Digging into the strongest signature of selection — in and around the protein phosphatase 3 catalytic subunit alpha-coding gene PPP3CA, which belongs to an immune cell activation- and calcineurin signaling-related G-protein-coupled receptor signaling pathway — the team saw signs of selection on the gene stretching back some 7,500 years.
The researchers saw reduced T. cruzi infectivity when they used short hairpin RNAs to dial down PPP3A gene expression in T. cruzi-exposed cardiomyocyte cells generated from induced human pluripotent stem cells — a model system selected since Chagas disease typically affects atrial heart tissue.
Their results suggested that the T. cruzi parasite relies on the PPP3CA gene product to help infect the cells and establish disease, while a PPP3CA variant under selection in the Amazonian populations appeared to protect against Chagas disease.

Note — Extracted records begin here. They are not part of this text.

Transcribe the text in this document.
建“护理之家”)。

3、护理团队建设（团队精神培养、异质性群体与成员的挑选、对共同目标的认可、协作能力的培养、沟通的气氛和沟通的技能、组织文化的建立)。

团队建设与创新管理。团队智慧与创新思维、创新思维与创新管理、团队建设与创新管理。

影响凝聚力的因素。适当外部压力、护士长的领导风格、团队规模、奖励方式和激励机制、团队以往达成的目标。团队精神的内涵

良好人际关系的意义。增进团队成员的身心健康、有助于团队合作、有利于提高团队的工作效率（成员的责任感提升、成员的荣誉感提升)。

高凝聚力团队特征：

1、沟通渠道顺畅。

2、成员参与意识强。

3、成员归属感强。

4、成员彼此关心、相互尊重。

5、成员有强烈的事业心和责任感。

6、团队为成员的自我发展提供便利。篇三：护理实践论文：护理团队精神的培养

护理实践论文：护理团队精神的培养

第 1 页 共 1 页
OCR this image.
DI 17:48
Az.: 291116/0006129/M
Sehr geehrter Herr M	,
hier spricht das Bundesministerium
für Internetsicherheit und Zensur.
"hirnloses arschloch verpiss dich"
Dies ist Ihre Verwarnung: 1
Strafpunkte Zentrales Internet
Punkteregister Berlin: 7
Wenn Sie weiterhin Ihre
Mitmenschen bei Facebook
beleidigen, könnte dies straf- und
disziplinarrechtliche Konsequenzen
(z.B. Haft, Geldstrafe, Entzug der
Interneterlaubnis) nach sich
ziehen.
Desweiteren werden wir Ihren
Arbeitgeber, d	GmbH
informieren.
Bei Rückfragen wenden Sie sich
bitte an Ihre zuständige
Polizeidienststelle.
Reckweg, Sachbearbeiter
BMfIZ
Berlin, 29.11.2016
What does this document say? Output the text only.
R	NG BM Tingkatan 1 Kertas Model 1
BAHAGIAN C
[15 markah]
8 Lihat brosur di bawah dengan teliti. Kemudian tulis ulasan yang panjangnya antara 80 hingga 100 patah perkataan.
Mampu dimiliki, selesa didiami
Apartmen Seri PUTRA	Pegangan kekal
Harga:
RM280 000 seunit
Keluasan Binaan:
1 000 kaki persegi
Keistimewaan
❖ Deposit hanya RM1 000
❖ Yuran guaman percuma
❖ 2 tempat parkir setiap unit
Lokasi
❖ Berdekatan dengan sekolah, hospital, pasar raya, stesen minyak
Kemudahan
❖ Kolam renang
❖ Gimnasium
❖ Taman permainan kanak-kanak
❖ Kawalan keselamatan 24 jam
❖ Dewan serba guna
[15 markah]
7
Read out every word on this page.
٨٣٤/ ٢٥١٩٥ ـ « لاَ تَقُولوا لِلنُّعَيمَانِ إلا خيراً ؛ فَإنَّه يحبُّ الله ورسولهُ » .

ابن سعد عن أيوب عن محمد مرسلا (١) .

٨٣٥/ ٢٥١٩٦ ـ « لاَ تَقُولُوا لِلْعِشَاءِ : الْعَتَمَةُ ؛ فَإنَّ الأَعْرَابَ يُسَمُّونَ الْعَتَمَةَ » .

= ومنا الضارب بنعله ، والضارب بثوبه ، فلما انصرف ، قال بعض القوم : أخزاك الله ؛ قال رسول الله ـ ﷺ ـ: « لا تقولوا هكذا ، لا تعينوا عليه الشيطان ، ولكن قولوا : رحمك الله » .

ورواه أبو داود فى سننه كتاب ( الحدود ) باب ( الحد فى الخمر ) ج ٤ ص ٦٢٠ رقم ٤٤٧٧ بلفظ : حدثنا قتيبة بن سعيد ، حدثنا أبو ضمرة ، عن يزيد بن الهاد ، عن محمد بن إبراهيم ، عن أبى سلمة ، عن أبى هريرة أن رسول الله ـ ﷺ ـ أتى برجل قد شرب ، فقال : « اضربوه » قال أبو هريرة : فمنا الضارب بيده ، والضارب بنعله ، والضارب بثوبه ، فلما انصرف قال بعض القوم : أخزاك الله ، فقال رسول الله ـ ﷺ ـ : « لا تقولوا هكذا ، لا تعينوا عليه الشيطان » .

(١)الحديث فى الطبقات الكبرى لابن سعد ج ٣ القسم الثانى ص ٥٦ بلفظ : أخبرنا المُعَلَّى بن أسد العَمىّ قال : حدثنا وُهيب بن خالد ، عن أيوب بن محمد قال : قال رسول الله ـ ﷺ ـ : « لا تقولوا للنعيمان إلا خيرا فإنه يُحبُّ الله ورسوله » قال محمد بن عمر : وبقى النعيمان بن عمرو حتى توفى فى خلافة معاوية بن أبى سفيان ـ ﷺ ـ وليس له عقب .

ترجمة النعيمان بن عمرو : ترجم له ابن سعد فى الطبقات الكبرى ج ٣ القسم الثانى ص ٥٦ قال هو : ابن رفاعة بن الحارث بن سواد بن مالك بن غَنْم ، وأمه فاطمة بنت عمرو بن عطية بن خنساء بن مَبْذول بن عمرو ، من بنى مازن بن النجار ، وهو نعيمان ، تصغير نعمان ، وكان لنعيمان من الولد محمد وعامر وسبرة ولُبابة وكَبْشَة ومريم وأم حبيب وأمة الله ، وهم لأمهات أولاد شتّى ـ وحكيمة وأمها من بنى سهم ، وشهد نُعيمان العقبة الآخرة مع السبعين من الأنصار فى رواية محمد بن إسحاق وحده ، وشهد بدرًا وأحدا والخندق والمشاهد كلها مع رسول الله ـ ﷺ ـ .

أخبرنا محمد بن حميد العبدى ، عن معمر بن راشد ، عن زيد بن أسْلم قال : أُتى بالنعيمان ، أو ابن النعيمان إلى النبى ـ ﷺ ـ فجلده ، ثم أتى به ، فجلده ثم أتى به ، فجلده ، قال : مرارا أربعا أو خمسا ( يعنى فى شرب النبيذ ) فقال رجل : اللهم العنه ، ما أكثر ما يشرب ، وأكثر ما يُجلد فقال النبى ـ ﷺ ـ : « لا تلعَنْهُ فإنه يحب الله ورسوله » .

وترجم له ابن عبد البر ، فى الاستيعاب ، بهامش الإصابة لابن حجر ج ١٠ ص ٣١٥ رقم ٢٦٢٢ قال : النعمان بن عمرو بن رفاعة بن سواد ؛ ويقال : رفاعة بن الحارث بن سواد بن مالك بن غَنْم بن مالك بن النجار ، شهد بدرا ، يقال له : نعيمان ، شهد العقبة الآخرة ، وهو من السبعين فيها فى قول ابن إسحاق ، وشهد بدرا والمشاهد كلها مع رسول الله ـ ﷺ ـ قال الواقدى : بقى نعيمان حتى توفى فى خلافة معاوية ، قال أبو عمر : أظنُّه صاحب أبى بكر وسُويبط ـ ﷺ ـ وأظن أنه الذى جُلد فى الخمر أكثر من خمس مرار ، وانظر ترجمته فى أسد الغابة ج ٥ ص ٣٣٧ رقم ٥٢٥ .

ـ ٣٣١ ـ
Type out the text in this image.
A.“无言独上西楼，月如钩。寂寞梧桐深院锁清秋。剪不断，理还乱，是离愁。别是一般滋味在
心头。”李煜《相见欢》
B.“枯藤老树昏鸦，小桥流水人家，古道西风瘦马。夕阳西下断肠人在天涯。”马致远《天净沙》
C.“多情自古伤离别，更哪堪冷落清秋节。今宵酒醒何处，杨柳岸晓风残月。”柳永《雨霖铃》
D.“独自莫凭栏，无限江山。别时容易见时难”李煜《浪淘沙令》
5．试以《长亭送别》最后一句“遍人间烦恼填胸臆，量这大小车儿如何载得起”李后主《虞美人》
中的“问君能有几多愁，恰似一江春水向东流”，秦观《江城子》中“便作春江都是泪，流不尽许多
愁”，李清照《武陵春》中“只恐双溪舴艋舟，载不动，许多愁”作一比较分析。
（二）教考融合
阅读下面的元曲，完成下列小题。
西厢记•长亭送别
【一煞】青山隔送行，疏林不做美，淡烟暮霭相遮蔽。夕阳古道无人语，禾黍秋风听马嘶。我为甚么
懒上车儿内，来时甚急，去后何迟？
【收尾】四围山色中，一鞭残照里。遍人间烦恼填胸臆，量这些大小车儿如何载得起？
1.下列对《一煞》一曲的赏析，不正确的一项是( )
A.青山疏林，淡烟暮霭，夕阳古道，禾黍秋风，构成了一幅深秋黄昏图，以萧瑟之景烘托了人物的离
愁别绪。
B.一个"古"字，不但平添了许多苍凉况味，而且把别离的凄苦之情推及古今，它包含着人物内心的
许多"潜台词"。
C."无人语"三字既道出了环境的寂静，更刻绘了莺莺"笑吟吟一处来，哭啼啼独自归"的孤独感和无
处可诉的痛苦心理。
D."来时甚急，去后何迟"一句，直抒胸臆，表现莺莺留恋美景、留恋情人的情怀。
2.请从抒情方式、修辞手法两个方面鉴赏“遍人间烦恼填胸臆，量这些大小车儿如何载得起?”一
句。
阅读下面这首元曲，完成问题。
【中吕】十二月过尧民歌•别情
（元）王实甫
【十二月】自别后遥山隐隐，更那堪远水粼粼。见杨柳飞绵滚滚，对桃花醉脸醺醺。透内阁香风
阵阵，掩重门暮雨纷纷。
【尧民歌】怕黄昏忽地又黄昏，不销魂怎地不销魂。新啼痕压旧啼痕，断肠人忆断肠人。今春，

Such findings may help to explain prior serotype analyses that found little to no evidence of Chagas disease in populations from the Amazon, despite pronounced diversity in insect species that carry T. cruzi, the authors explained. In contrast, Chagas disease appears to be found at high frequency in populations from the Andes.
"Our results provide insights into the population's adaptation to the Amazonian rainforest," the authors reported, adding that "the identification of a role for PPP3CA in T. cruzi infection contributes to the dissection of the molecular mechanisms of pathogen infection and, thus, potentially to the development of therapies for the disease."